04.12.2023 • Topstory

Aktuelle Sicherheitstrends auf dem 9. Bayerischen Sicherheitstag von BVSW und BDSW

Zum 9. Bayerischen Sicherheitstag traf sich die Branche am 18. Oktober 2023 in München. Dieses exklusive Forum informierte Sicherheitsexperten aus Unternehmen und Behörden über die aktuellen Entwicklungen in der Sicherheit und nahm besonders wichtige Themen genauer unter die Lupe. Veranstalter waren der ­Bayerische Verband für Sicherheit in der Wirtschaft (BVSW) und der Bundesverband der Sicherheitswirtschaft (BDSW), die sich über das rege Interesse am diesjährigen Sicherheitstag mit über 100 Teilnehmern freuten.

(v.l.n.r.) Clemens Baumgärtner, Thomas Hampel, Martin Reitmeier und Werner...
(v.l.n.r.) Clemens Baumgärtner, Thomas Hampel, Martin Reitmeier und Werner Landstorfer auf dem 9. Bayerischen Sicherheitstag von BVSW und BDSW © BVSW

Das geeinte Auftreten beim Bayerischen Sicherheitstag ist für beide Branchenverbände enorm wichtig, um bei den Verantwortlichen in Berlin die dringend erforderliche Aufmerksamkeit für die Anliegen der Sicherheitsbranche zu erhalten, wie Johannes Strümpfel, Vorstandsvorsitzender des BVSW und Werner Landstorfer, Vorstand der BDSW-Landesgruppe Bayern im Rahmen ihrer Begrüßungsreden unterstrichen.


Entwicklungen beim Einsatz von Drohnen

Der rasche technologische Wandel bietet zahlreiche Chancen, für mehr Sicherheit zu sorgen und diese noch effektiver zu organisieren.
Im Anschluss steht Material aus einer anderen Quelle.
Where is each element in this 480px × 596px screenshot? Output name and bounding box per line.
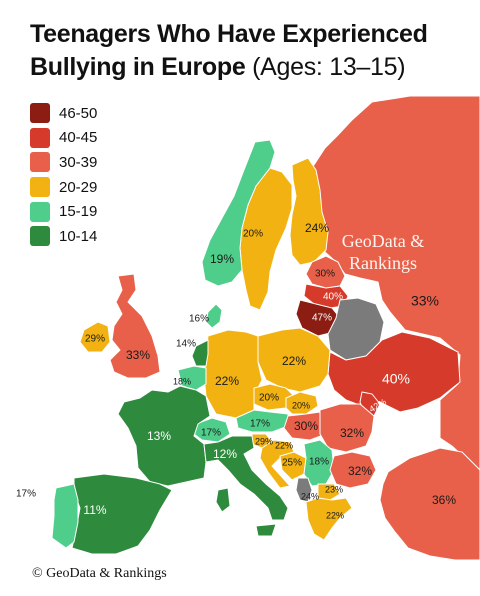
region-sicily bbox=[255, 523, 277, 537]
label-slovenia: 29% bbox=[255, 436, 273, 446]
label-austria: 17% bbox=[250, 419, 270, 430]
label-lithuania-south: 47% bbox=[312, 313, 332, 324]
label-france: 13% bbox=[147, 429, 171, 443]
region-uk bbox=[109, 273, 161, 379]
label-russia: 33% bbox=[411, 293, 439, 309]
label-bulgaria: 32% bbox=[348, 464, 372, 478]
label-serbia: 18% bbox=[309, 457, 329, 468]
europe-map: 33% 40% 42% 30% 40% 47% 19% 20% 24% 16% … bbox=[16, 95, 480, 560]
legend-item: 30-39 bbox=[30, 150, 97, 175]
region-switzerland bbox=[193, 417, 231, 443]
map-legend: 46-50 40-45 30-39 20-29 15-19 10-14 bbox=[30, 101, 97, 249]
region-greece bbox=[305, 497, 353, 541]
label-ukraine: 40% bbox=[382, 371, 410, 387]
legend-item: 10-14 bbox=[30, 224, 97, 249]
watermark-line: GeoData & bbox=[341, 231, 425, 251]
legend-swatch bbox=[30, 177, 50, 198]
label-belgium: 18% bbox=[173, 376, 191, 386]
region-spain bbox=[71, 473, 173, 555]
title-main: Teenagers Who Have Experienced Bullying … bbox=[30, 20, 428, 81]
region-slovakia bbox=[285, 391, 319, 415]
legend-item: 15-19 bbox=[30, 199, 97, 224]
legend-label: 30-39 bbox=[59, 153, 98, 171]
label-romania: 32% bbox=[340, 426, 364, 440]
region-ukraine bbox=[327, 331, 461, 413]
region-sardinia bbox=[215, 487, 231, 513]
region-north-macedonia bbox=[317, 483, 341, 501]
label-albania: 24% bbox=[301, 491, 319, 501]
label-greece: 22% bbox=[326, 510, 344, 520]
legend-swatch bbox=[30, 201, 50, 222]
region-italy bbox=[203, 435, 289, 521]
legend-label: 10-14 bbox=[59, 227, 98, 245]
legend-item: 46-50 bbox=[30, 101, 97, 126]
label-italy: 12% bbox=[213, 447, 237, 461]
label-ireland: 29% bbox=[85, 334, 105, 345]
region-croatia bbox=[259, 439, 295, 489]
label-spain: 11% bbox=[83, 503, 106, 517]
title-subtitle: (Ages: 13–15) bbox=[252, 53, 406, 81]
label-turkey: 36% bbox=[432, 493, 456, 507]
region-romania bbox=[319, 403, 375, 453]
region-turkey bbox=[379, 447, 480, 560]
legend-label: 20-29 bbox=[59, 178, 98, 196]
label-uk: 33% bbox=[126, 348, 150, 362]
label-germany: 22% bbox=[215, 374, 239, 388]
legend-swatch bbox=[30, 226, 50, 247]
legend-item: 20-29 bbox=[30, 175, 97, 200]
region-russia bbox=[311, 95, 480, 499]
label-croatia: 22% bbox=[275, 440, 293, 450]
region-portugal bbox=[51, 483, 79, 549]
label-bosnia: 25% bbox=[282, 458, 302, 469]
label-hungary: 30% bbox=[294, 419, 318, 433]
label-norway: 19% bbox=[210, 252, 234, 266]
region-poland bbox=[257, 327, 331, 393]
label-latvia: 30% bbox=[315, 269, 335, 280]
label-portugal: 17% bbox=[16, 489, 36, 500]
region-norway bbox=[201, 139, 276, 287]
legend-swatch bbox=[30, 103, 50, 124]
label-sweden: 20% bbox=[243, 229, 263, 240]
label-poland: 22% bbox=[282, 354, 306, 368]
legend-label: 15-19 bbox=[59, 203, 98, 221]
label-north-macedonia: 23% bbox=[325, 484, 343, 494]
label-netherlands: 14% bbox=[176, 339, 196, 350]
region-bulgaria bbox=[329, 451, 377, 489]
legend-item: 40-45 bbox=[30, 126, 97, 151]
label-slovakia: 20% bbox=[292, 400, 310, 410]
copyright-credit: © GeoData & Rankings bbox=[32, 566, 167, 581]
label-denmark: 16% bbox=[189, 314, 209, 325]
legend-label: 40-45 bbox=[59, 129, 98, 147]
label-finland: 24% bbox=[305, 221, 329, 235]
region-ireland bbox=[79, 321, 111, 353]
legend-label: 46-50 bbox=[59, 104, 98, 122]
legend-swatch bbox=[30, 127, 50, 148]
label-czechia: 20% bbox=[259, 393, 279, 404]
label-switzerland: 17% bbox=[201, 428, 221, 439]
label-lithuania: 40% bbox=[323, 292, 343, 303]
region-denmark bbox=[205, 303, 223, 329]
region-netherlands bbox=[191, 339, 209, 367]
legend-swatch bbox=[30, 152, 50, 173]
watermark-line: Rankings bbox=[348, 253, 417, 273]
map-title: Teenagers Who Have Experienced Bullying … bbox=[30, 18, 470, 84]
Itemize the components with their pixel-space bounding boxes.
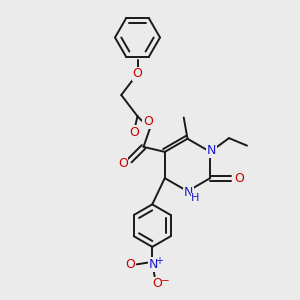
Text: N: N (207, 144, 216, 157)
Text: O: O (234, 172, 244, 184)
Text: H: H (191, 193, 200, 203)
Text: +: + (155, 256, 163, 266)
Text: N: N (184, 186, 194, 199)
Text: O: O (133, 67, 142, 80)
Text: O: O (152, 277, 162, 290)
Text: O: O (129, 126, 139, 139)
Text: N: N (149, 258, 158, 271)
Text: O: O (125, 258, 135, 271)
Text: −: − (160, 276, 169, 286)
Text: O: O (143, 116, 153, 128)
Text: O: O (118, 157, 128, 169)
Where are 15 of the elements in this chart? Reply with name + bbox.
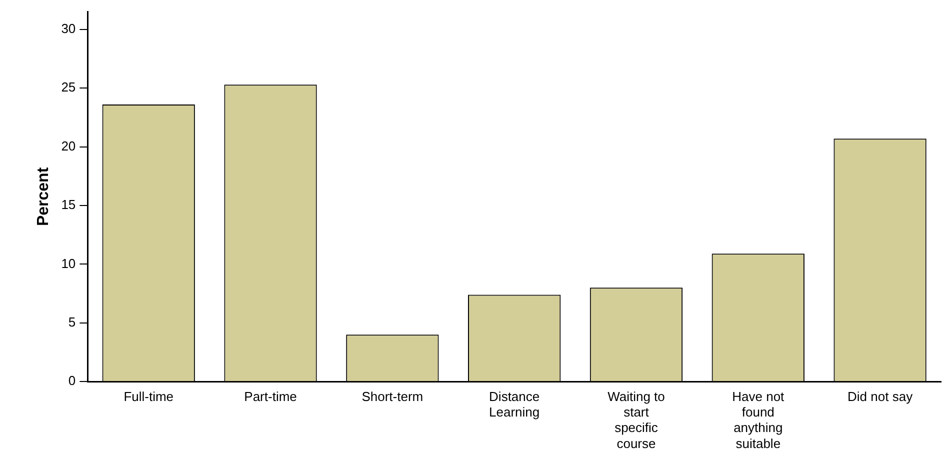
y-tick-label: 5 [68,314,76,330]
y-tick-label: 15 [61,197,76,212]
x-tick-label: Waiting to start specific course [608,388,665,451]
x-tick-label: Have not found anything suitable [732,388,785,451]
y-tick-label: 25 [61,80,76,95]
y-tick-label: 0 [68,373,76,388]
x-tick-label: Short-term [362,388,424,404]
x-tick-label: Full-time [124,388,174,404]
x-tick-label: Distance Learning [489,388,540,420]
y-tick-label: 10 [61,256,76,271]
y-axis-title: Percent [35,166,52,226]
x-tick-label: Part-time [244,388,297,404]
y-tick-label: 30 [61,20,76,36]
y-tick-label: 20 [61,138,76,154]
x-tick-label: Did not say [848,388,914,404]
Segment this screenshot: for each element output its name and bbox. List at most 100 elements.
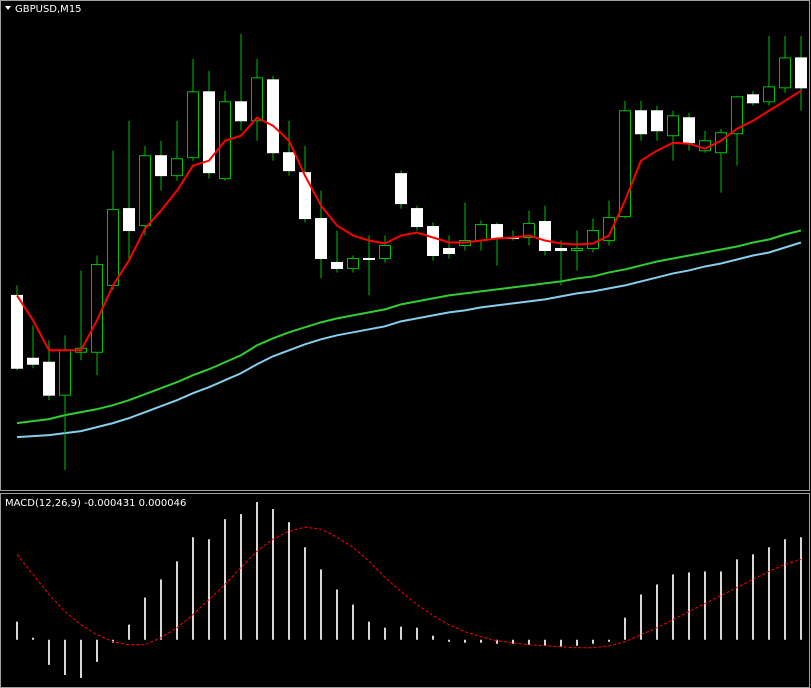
candle-body (635, 110, 647, 135)
macd-bar (464, 639, 466, 643)
candle-body (667, 115, 679, 137)
macd-bar (384, 627, 386, 640)
candle-body (155, 155, 167, 177)
candle-body (235, 101, 247, 122)
indicator-line (16, 526, 802, 649)
candle-body (571, 247, 583, 251)
candle-body (683, 117, 695, 144)
macd-bar (96, 639, 98, 662)
macd-bar (416, 627, 418, 640)
macd-bar (576, 639, 578, 646)
candle-body (747, 94, 759, 104)
main-panel (0, 0, 810, 491)
macd-bar (768, 547, 770, 640)
candle-body (731, 96, 743, 135)
macd-bar (720, 571, 722, 640)
candle-body (331, 261, 343, 269)
candle-body (555, 247, 567, 251)
candle-body (91, 263, 103, 353)
candle-body (651, 110, 663, 132)
macd-bar (144, 597, 146, 640)
macd-bar (480, 639, 482, 643)
menu-triangle[interactable] (5, 6, 11, 10)
candle-body (299, 172, 311, 220)
candle-body (523, 223, 535, 239)
candle-body (203, 91, 215, 174)
macd-bar (736, 559, 738, 640)
macd-bar (496, 639, 498, 644)
macd-bar (208, 539, 210, 640)
macd-title: MACD(12,26,9) -0.000431 0.000046 (5, 498, 186, 509)
macd-bar (432, 635, 434, 640)
indicator-line (16, 241, 802, 439)
macd-bar (352, 604, 354, 640)
candle-body (795, 57, 807, 89)
candle-body (363, 257, 375, 260)
macd-bar (640, 594, 642, 640)
candle-body (251, 77, 263, 122)
macd-bar (368, 621, 370, 640)
candle-body (43, 361, 55, 396)
macd-bar (784, 539, 786, 640)
candle-body (315, 218, 327, 259)
candle-body (619, 110, 631, 218)
candle-body (587, 230, 599, 249)
macd-bar (16, 621, 18, 640)
macd-bar (704, 571, 706, 640)
macd-bar (32, 637, 34, 640)
macd-bar (336, 589, 338, 640)
macd-bar (544, 639, 546, 646)
candle-body (139, 155, 151, 227)
macd-bar (800, 537, 802, 640)
macd-bar (752, 554, 754, 640)
macd-bar (224, 519, 226, 640)
macd-bar (448, 639, 450, 642)
indicator-line (16, 229, 802, 425)
candle-body (443, 247, 455, 254)
macd-bar (688, 572, 690, 640)
macd-bar (592, 639, 594, 644)
macd-bar (160, 579, 162, 640)
candle-body (107, 209, 119, 286)
candle-body (539, 221, 551, 251)
macd-bar (400, 626, 402, 640)
macd-bar (288, 522, 290, 640)
macd-bar (128, 624, 130, 640)
macd-bar (48, 639, 50, 665)
macd-bar (672, 574, 674, 640)
macd-bar (80, 639, 82, 678)
candle-body (411, 208, 423, 228)
macd-bar (608, 639, 610, 642)
candle-body (123, 208, 135, 232)
macd-bar (512, 639, 514, 644)
indicator-line (16, 89, 802, 352)
macd-bar (656, 584, 658, 640)
macd-bar (304, 547, 306, 640)
candle-body (395, 173, 407, 205)
candle-body (171, 158, 183, 177)
macd-bar (560, 639, 562, 647)
macd-bar (192, 537, 194, 640)
candle-body (187, 91, 199, 159)
macd-bar (240, 514, 242, 640)
candle-body (603, 217, 615, 242)
macd-bar (272, 509, 274, 640)
candle-body (475, 224, 487, 242)
candle-body (379, 245, 391, 259)
candle-body (427, 226, 439, 256)
macd-bar (320, 569, 322, 640)
candle-body (779, 57, 791, 89)
chart-title: GBPUSD,M15 (15, 4, 82, 15)
candle-body (283, 152, 295, 172)
candle-body (763, 86, 775, 103)
macd-bar (176, 561, 178, 640)
candle-body (347, 257, 359, 269)
candle-body (491, 224, 503, 240)
candle-body (27, 357, 39, 365)
candle-body (59, 349, 71, 396)
candle-body (11, 294, 23, 369)
macd-panel (0, 493, 810, 688)
macd-bar (256, 502, 258, 640)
Drohnen spielen dabei eine zentrale Rolle. Wie das Bundesministerium für Verkehr und Digitales den Weg für mehr Drohneneinsätze ebnen will, zeigte Dr. Jan Dirks in seinem Eröffnungsvortrag: Das „U-Space“-Konzept des Bundes soll gemeinsame Lufträume für Flugzeuge, Hubschrauber und Drohnen ermöglichen. Um gerade über Ballungsgebieten Kollisionen zu vermeiden, soll ein U-Space Service-Provider als Schnittstelle zwischen bemannter und unbemannter Luftfahrt agieren.

Was Drohnen bereits heute leisten, erklärte Michael Sachs, Leiter der Außenstelle Roth der Polizeihubschrauberstaffel Bayern. Drohnen haben sich hier mittlerweile als sinnvolle Ergänzung zu Hubschraubern bewährt und unterstützen die Polizei bei der Unfalldokumentation, Fahndung, Vermisstensuche sowie bei komplexen Einsätzen.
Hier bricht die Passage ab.